When my Application starts, the User sees a Folder in his Finder which is created by my application. Inside this Folder the User sees Files from several Folders...a unified view to several Files in several Folders that the User specified in my Application. So, in this "Unified Folder" are not the real Files, they are still in there original Folder but the User sees them in this one Folder as if there were all his real Files in this new Folder. So there is no copying or moving involved.

To be honest, I've no Idea if it's possible and what I should looking for inside the Cocoa SDK. Maybe there is an API for the Finder itself or some other way?!

Regards

twickl


Solution

  • First option is your application could create aliases to the original files. The Finder will show these with a small arrow "badge" over the icon, so it is clear they are not the original files but aliases of them.

    If you don't like the badges on the icons creating hard links may give you what you want.

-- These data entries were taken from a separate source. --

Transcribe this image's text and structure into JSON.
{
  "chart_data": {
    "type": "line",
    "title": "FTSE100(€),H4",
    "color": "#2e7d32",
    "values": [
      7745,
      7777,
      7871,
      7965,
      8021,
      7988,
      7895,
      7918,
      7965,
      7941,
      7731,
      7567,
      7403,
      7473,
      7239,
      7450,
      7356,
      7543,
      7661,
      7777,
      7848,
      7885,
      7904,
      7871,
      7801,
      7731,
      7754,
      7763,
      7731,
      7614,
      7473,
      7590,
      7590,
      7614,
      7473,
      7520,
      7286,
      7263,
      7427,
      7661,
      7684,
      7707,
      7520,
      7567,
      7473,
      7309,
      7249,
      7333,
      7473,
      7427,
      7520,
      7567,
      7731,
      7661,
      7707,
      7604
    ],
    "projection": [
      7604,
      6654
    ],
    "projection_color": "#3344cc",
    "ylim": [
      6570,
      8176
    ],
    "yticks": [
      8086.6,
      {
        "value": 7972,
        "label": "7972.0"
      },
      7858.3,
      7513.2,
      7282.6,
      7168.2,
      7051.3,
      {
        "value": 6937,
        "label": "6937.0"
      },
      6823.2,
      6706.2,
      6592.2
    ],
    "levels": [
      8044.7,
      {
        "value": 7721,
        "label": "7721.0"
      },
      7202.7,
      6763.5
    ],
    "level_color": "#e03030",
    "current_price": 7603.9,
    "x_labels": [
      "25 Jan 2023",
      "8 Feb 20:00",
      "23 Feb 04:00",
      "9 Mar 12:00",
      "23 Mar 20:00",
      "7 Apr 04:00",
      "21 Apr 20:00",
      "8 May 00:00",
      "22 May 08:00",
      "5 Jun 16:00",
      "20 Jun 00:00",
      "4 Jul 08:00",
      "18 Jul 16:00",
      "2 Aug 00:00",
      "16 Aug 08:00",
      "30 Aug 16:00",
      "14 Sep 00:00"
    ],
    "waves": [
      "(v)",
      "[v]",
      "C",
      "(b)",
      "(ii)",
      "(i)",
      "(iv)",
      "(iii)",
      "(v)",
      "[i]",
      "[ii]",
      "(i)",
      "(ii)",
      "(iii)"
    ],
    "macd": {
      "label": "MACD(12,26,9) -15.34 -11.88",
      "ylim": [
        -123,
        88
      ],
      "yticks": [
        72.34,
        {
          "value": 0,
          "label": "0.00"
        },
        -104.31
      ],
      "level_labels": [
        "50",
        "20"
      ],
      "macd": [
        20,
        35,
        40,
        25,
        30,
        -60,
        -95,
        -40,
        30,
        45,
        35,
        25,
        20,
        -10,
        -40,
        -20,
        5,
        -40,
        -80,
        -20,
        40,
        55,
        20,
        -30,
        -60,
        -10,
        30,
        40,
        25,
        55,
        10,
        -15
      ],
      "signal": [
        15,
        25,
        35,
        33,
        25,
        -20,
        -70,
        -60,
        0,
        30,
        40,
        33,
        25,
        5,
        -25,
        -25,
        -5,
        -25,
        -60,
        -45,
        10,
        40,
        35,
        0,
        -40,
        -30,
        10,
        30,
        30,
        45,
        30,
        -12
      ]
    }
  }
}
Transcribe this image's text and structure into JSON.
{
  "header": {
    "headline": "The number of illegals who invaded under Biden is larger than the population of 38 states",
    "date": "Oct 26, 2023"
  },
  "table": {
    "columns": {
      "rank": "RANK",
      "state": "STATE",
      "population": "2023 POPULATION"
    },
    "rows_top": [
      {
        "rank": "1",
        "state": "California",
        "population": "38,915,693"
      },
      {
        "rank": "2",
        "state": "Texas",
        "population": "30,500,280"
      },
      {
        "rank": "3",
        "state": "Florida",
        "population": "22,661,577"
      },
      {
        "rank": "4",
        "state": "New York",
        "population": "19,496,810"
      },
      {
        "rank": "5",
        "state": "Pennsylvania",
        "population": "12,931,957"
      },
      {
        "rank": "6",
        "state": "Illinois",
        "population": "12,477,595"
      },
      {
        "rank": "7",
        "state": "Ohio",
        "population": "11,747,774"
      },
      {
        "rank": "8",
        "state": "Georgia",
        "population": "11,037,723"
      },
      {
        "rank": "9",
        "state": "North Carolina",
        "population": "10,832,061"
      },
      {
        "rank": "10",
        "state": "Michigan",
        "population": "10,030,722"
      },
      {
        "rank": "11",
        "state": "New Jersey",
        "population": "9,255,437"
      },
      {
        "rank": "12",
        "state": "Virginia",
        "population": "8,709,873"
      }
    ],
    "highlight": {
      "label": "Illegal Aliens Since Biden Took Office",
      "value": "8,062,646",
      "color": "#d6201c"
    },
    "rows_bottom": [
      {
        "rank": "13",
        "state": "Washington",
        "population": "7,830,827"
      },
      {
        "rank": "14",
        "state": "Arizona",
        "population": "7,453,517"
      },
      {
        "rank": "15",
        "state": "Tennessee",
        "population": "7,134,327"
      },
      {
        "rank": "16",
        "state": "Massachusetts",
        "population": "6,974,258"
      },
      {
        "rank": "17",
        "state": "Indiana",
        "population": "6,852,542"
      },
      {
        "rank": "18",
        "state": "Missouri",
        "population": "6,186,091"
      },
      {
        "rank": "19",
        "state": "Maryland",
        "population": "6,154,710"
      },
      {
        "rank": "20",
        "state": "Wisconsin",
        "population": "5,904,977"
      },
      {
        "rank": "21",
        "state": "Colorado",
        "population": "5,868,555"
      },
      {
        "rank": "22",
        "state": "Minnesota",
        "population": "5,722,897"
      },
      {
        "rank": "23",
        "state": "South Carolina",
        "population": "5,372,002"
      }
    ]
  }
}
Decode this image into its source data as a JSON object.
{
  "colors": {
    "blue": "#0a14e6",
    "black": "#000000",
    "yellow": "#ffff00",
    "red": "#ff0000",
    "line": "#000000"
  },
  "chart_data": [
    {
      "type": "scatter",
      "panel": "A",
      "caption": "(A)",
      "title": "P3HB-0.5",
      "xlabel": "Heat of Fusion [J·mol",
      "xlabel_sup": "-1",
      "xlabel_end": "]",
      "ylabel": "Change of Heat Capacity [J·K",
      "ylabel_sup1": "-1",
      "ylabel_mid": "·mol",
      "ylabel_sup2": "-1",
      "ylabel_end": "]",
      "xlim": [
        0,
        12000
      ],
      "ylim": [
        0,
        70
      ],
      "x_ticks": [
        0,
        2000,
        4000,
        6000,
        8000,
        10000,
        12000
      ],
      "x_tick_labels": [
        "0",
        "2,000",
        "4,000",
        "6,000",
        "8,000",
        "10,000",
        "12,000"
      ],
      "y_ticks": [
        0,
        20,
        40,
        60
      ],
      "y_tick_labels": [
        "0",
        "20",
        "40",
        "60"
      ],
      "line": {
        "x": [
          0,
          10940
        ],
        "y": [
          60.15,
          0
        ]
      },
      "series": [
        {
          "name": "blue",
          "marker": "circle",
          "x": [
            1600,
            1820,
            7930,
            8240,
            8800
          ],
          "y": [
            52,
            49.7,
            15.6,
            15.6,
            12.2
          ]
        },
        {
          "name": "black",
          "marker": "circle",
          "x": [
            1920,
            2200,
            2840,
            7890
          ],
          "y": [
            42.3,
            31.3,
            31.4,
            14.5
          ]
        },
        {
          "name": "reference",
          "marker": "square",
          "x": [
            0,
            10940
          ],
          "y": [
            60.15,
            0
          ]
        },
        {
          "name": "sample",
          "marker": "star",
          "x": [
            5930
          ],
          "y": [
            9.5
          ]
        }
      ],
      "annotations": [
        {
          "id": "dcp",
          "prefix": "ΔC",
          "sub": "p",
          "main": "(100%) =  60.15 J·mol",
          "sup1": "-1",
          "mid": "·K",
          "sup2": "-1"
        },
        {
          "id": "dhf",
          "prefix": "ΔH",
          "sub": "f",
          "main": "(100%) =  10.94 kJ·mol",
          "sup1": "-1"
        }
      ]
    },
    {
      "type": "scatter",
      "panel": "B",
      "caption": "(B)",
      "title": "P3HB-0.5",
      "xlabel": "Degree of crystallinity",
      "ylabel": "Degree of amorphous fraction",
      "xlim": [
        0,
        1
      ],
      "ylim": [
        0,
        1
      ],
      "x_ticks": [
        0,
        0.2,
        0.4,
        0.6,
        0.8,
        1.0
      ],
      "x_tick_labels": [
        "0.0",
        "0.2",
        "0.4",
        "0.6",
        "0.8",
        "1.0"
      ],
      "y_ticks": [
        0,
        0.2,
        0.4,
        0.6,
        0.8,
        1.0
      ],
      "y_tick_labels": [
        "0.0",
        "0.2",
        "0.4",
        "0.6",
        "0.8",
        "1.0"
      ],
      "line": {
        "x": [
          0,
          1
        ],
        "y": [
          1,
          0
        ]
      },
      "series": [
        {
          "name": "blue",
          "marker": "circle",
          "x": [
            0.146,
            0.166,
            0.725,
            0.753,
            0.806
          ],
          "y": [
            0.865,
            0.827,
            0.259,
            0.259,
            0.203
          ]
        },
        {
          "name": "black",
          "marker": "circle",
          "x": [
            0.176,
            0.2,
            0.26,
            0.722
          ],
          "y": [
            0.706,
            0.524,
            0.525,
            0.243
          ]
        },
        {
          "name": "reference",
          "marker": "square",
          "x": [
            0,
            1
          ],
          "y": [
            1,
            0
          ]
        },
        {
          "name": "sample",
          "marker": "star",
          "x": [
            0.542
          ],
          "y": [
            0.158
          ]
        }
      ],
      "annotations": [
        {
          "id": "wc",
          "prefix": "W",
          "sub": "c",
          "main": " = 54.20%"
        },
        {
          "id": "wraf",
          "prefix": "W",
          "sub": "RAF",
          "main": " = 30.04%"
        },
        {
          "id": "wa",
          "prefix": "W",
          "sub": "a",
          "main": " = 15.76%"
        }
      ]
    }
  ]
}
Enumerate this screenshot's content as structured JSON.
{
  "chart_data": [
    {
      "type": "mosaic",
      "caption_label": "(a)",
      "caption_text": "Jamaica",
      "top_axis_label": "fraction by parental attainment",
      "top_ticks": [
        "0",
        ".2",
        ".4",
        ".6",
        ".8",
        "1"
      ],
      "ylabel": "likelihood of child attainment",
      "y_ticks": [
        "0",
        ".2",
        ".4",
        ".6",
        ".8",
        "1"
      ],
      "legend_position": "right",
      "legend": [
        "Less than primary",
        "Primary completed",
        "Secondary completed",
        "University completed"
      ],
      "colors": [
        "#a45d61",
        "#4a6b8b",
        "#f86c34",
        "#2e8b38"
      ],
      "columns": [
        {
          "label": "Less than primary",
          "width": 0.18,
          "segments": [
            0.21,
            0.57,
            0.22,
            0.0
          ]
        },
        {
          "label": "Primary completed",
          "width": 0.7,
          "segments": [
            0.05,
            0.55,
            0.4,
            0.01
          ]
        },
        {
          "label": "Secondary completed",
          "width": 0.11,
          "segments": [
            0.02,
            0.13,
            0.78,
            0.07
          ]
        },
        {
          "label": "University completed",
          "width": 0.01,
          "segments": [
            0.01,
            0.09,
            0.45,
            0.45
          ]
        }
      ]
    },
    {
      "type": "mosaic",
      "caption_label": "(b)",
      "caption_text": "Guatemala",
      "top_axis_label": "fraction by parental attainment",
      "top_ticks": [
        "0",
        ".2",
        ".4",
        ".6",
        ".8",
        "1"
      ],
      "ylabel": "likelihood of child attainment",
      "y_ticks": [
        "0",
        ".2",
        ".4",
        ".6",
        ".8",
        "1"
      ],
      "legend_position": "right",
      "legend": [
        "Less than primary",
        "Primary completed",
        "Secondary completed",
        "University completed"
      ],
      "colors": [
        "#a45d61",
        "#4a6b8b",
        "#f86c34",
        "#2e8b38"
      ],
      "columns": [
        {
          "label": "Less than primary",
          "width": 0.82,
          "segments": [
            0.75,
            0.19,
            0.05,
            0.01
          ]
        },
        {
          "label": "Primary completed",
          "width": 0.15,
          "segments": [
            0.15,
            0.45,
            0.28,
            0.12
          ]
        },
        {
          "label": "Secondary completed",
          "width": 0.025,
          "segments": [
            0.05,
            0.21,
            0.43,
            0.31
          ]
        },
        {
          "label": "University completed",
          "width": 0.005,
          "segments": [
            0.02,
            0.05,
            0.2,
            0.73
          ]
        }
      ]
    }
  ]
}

    Mac OS X presents a view of the HFS+ (Mac) filesystem which matches the UFS (Unix) one and you have access to hard and symbolic links. The latter are treated by the Finder similar to aliases but the former are indistinguishable from the original files as they are the original files - under the Unix filesystem a file in a directory is just a reference (the inode number) to the real file, each entry in a directory is just a hard link to the actual file, and a file can have any number of hard links to it (a file is deleted when the link count drops to 0, think of the retain/release model if that helps).

    At the Cocoa level NSFileManager has methods to create hard links, or you can use the Unix level link(2) function.